The Democrats’ Credibility Gap

The great Hugh Hewitt has an interesting piece in The Weekly Standard on the Democrats’ weakness on national security issues.

The Democratic strategy on national security is no different than their strategy on every single issue – bash Bush. Not a single one of the Democratic candidates has any clear vision of what they would do with American national security policy beyond a handful of vague platitudes. It’s one thing to say that you want to work more closely with our "allies". It is entirely another to know what to do when our allies have every interest in preventing us from exercising our political and military power. The Democrats act as though Bush never went to the UN, never tried to get a resolution past, and the US was the only country in Iraq. Yet none of those accusations are true. President Bush passed UN Resolution 1441 providing for a timetable for Saddam Hussein to conclusively prove he had disarmed. When it was clear that he had not, Bush led a coalition that includes not only the United States, but the UK, Spain, Italy, Poland, Romania, several Eastern European nations, and now includes even a contingent of troops from Mongolia. Somehow calling a coalition with troops from every corner of the world "unilateral" is a very Orwellian use of language.

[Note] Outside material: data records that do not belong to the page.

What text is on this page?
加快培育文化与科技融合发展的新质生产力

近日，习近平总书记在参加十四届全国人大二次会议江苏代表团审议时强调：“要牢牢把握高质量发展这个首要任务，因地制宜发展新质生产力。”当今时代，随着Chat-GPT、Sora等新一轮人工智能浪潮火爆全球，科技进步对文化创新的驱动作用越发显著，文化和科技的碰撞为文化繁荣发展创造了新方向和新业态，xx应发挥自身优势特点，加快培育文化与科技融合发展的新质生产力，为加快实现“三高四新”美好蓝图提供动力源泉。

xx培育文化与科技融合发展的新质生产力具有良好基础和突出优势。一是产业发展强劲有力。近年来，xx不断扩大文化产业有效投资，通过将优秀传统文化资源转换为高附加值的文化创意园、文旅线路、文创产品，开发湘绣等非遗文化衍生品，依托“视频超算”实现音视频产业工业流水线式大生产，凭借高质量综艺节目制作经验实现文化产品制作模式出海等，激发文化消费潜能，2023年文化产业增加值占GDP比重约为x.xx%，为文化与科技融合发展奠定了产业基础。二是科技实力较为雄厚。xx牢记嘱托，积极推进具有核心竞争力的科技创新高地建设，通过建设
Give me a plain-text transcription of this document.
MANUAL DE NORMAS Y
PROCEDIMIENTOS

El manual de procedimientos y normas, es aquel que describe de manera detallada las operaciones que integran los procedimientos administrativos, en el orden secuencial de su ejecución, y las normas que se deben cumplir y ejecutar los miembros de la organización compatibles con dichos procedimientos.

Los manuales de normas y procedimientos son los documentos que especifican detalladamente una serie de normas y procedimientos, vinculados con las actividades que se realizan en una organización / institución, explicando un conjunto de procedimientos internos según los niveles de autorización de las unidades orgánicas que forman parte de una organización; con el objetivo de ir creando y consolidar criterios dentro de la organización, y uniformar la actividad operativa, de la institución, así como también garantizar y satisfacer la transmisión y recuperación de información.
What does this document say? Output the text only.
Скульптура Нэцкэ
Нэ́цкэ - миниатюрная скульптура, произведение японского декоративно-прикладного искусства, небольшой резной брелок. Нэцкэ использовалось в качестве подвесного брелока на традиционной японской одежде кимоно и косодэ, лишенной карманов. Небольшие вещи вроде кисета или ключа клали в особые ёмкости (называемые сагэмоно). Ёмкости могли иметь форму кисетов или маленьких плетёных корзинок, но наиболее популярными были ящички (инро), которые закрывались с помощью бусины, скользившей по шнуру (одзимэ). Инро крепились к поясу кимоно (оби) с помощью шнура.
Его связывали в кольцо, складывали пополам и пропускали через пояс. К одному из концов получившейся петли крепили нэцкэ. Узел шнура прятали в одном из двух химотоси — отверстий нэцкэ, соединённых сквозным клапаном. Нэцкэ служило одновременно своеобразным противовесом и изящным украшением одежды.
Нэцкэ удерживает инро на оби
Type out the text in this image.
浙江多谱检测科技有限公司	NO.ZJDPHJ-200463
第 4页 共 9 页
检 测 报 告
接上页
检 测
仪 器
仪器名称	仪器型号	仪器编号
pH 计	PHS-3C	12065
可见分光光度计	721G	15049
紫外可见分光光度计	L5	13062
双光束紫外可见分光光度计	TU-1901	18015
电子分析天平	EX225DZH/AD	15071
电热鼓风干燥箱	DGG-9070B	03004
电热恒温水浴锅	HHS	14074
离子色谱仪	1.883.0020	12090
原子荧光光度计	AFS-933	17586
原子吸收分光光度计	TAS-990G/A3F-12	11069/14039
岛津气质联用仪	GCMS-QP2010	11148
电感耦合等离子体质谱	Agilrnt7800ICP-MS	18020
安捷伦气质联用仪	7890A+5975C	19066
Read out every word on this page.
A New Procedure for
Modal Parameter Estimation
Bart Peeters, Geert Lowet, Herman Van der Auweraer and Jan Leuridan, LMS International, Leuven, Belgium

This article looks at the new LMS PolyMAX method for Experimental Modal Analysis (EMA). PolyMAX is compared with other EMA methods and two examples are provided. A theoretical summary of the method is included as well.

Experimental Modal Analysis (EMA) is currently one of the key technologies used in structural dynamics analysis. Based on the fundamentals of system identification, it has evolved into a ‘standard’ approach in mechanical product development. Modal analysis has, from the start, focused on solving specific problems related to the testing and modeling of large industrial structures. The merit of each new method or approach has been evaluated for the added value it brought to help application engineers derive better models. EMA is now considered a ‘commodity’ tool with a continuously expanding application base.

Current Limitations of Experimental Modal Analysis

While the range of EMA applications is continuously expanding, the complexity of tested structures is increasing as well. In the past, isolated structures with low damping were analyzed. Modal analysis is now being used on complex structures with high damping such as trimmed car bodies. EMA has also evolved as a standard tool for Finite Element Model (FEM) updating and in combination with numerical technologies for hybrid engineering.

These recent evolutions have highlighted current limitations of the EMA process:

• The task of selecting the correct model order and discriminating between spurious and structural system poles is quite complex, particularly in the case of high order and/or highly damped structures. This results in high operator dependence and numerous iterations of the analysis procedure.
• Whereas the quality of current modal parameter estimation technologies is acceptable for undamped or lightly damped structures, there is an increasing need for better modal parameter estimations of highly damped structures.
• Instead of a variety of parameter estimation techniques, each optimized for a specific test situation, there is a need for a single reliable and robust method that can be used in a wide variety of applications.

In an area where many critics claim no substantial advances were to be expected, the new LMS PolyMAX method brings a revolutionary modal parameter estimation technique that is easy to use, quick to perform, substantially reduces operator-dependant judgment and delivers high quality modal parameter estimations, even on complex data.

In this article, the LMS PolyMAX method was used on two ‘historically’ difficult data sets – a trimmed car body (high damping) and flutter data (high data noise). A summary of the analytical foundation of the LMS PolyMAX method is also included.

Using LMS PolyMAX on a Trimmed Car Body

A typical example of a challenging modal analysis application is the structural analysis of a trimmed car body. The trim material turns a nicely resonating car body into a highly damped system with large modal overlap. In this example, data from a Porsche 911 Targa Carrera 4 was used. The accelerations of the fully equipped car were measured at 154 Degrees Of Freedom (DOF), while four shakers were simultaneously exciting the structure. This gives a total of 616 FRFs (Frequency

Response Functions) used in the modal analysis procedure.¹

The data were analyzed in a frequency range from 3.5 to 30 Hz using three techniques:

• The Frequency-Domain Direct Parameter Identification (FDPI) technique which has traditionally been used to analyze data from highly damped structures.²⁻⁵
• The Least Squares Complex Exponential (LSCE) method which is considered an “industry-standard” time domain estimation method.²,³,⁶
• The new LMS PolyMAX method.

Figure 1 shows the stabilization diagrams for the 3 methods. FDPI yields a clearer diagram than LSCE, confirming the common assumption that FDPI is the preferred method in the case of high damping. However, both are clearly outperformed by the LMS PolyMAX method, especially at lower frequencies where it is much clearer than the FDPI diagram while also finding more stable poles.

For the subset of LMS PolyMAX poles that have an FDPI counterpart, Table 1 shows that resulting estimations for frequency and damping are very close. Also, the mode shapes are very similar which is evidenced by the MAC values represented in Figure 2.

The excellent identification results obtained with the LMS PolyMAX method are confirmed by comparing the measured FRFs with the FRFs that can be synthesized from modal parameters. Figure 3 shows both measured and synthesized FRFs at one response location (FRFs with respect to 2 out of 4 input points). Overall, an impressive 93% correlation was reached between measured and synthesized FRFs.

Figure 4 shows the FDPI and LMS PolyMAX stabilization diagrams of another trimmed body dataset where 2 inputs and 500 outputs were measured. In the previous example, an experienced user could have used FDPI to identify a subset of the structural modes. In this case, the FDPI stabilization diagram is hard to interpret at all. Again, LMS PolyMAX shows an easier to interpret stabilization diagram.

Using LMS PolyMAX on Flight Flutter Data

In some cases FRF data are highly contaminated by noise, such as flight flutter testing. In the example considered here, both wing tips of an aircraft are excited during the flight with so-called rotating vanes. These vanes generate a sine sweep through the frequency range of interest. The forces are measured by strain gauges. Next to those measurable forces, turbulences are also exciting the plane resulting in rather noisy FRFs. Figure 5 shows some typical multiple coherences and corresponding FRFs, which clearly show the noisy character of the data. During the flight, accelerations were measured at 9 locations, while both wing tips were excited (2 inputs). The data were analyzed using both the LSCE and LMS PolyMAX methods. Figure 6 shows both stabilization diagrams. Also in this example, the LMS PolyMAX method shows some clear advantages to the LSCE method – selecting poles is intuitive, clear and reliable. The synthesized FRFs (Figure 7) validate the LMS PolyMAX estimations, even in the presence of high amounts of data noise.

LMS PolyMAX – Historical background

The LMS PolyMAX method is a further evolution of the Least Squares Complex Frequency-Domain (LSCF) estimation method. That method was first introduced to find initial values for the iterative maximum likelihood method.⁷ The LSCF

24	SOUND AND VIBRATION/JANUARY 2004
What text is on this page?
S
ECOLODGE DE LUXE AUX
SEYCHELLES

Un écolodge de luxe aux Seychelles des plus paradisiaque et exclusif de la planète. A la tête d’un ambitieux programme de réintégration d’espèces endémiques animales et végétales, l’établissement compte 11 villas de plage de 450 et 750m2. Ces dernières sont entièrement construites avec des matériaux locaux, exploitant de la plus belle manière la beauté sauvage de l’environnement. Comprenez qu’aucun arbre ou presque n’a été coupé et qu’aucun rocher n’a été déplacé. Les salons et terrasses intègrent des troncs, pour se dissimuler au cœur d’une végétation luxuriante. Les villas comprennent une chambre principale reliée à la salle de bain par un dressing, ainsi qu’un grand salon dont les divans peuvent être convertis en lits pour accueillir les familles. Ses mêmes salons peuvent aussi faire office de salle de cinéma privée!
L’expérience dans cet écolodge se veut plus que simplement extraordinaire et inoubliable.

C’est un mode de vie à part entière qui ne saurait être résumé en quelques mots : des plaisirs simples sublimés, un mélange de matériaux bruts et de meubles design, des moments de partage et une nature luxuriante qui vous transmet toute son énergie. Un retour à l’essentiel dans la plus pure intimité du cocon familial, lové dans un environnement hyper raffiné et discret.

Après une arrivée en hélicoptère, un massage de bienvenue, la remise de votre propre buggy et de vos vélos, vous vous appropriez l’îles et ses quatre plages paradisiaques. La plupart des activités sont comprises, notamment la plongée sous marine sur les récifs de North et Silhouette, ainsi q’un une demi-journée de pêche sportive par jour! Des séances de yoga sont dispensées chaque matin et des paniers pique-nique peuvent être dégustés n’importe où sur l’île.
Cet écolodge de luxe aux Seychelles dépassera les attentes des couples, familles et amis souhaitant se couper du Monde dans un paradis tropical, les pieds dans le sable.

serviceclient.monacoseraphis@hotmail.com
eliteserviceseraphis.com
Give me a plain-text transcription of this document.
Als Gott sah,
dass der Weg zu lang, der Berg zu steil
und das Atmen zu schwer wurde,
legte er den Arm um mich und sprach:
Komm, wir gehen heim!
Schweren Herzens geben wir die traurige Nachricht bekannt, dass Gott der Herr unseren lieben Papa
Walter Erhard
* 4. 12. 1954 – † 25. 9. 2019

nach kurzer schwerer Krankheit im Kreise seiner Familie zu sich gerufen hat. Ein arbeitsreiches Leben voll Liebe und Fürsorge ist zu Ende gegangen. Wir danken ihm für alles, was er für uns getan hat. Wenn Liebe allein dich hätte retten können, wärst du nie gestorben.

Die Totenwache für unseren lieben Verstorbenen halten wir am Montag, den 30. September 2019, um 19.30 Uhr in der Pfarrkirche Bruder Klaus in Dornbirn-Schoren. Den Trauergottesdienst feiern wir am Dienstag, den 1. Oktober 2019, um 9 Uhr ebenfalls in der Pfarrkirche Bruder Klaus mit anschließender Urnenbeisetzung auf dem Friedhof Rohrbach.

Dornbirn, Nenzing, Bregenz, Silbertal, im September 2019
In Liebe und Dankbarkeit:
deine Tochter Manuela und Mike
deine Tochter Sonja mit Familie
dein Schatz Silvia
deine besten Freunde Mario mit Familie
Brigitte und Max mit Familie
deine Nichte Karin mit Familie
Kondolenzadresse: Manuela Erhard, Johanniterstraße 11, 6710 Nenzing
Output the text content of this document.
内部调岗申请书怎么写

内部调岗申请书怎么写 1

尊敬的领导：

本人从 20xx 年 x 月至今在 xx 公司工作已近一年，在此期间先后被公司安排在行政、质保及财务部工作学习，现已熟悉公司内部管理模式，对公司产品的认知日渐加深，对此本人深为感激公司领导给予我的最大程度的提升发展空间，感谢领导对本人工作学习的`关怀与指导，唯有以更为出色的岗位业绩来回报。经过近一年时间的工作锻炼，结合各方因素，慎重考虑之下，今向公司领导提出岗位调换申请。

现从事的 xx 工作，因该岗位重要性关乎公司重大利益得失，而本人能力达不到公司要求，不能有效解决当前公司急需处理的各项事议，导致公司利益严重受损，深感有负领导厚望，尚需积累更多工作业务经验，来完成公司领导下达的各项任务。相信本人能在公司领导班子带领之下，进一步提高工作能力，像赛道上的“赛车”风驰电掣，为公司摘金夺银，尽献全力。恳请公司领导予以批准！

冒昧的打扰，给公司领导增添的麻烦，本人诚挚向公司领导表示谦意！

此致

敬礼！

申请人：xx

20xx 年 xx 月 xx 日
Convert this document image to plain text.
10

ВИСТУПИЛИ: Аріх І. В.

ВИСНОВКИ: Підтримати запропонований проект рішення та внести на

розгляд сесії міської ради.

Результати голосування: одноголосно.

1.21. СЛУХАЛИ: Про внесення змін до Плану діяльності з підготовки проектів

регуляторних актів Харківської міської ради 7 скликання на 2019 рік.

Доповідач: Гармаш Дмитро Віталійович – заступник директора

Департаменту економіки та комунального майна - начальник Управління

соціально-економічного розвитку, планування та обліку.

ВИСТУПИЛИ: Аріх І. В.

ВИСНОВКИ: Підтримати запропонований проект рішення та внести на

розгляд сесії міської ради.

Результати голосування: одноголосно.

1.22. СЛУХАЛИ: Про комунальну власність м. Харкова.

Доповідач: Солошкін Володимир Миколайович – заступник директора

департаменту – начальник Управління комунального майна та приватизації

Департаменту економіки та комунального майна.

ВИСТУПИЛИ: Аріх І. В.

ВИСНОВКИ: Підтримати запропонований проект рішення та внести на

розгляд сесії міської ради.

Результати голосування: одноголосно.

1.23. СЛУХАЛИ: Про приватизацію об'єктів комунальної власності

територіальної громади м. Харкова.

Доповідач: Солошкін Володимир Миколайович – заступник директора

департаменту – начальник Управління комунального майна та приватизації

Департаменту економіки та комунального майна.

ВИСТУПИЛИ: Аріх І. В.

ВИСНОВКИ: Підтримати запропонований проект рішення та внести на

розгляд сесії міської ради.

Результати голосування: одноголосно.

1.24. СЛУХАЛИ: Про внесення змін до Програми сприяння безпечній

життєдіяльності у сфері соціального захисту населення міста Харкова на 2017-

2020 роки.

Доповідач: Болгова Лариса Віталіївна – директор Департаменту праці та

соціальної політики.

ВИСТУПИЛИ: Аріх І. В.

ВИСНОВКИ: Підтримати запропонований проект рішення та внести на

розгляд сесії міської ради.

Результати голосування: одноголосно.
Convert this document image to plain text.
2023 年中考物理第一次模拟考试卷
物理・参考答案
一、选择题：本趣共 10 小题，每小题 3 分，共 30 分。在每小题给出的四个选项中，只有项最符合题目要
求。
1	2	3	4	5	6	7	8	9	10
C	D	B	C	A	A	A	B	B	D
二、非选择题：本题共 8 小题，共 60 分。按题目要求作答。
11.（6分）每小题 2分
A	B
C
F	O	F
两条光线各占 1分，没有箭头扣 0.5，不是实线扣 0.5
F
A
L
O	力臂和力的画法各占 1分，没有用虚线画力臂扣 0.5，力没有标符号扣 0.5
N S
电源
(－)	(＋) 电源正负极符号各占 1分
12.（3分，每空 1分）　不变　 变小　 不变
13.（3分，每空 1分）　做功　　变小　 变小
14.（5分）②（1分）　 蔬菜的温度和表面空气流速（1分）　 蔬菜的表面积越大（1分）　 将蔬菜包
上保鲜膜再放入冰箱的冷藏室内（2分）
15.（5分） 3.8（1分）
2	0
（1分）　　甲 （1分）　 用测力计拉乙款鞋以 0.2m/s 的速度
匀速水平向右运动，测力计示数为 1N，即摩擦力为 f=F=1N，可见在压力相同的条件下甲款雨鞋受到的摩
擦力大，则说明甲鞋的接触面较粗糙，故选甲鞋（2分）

The Democrats cries that they are being subject to some kind of political persecution on issues of national security is also completely untrue. If we’re living in some kind of fascist police state as the left argues one wouldn’t see 10 Democrats running across the country in front of every camera they can find to call Bush’s foreign policy things like "a miserable failure" and making accusations that Bush deliberately misled the American public despite volumes of evidence that neither argument is even remotely true. Hewitt finds the obvious motive for these attacks:

Why would an author and a journal of established reputations dirty themselves with trumped up charges of McCarthyism? Because the only way to keep the Democrats from certain electoral setback is to protect the party and its candidates from close examination on the issue of judgment on matters of national security. If the election is fought over which party is better prepared to defend the United States against Islamic fanaticism and North Korean irrationality, the Democrats will lose and lose big. So Democrats and their allies in the media will attempt to dent the president’s credentials on these issues while at the same time making it gauche for Republicans to comment on the Democrats’ judgment.

From the attacks that the Republicans tried to compare Max Cleland to Saddam Hussein (and after finding a copy of the ad it’s clear that no such comparison was made) to Jonathan Chait’s careless cries of "McCartyism" it is clear that the Democrats are more interested in trying to score political points than in fighting terrorism.

And there lies the core of the problem. If you believe that George W. Bush is a greater threat to world peace than Saddam Hussein, you’re simply not taking the war on terror seriously enough. Until the Democrats can have a more adult attitude and put the fight against terrorism above petty partisan bickering they will not, nor should they, be considered a party that that is serious about national security.

One thought on “The Democrats’ Credibility Gap

  1. I would think someone of your foreign policy scholarship could distinguish a real allied coalition from the sort of “coalition” the GOP alleges we have in our current conflict. A real coalition lends monetary and troop support to the cause. A “George Bush” coalition lends a wink, nod and a handshake to the cause. If the current coalition was satisfactory, George Bush would not be sticking his hand out to the American people only five months into the occupation, and wouldn’t be pleading at the feet of the damned irrelevant United Nations for monetary and troop support. If convincing yourself that the verbal support of Latvia and Poland amounts to a military initiative that’s anything but unilateral, go ahead and keep saying it. The rest of us will be acutely aware of reality as we pay the pricetag for unilateralism, however.

    As for the Cleland ads, his picture was sandwiched in between Saddam Hussein and Osama bin Laden on the TV screen. To suggest that isn’t a comparison has about as much credibility as the term “coalition forces” does to the current Iraqi war. As weak as the current batch of Democrats and their platform are, the dimwitted justifications you and your ilk spew in defense of destructive Bush administration policy makes the underwhelming 10 look pretty damn smart in comparison.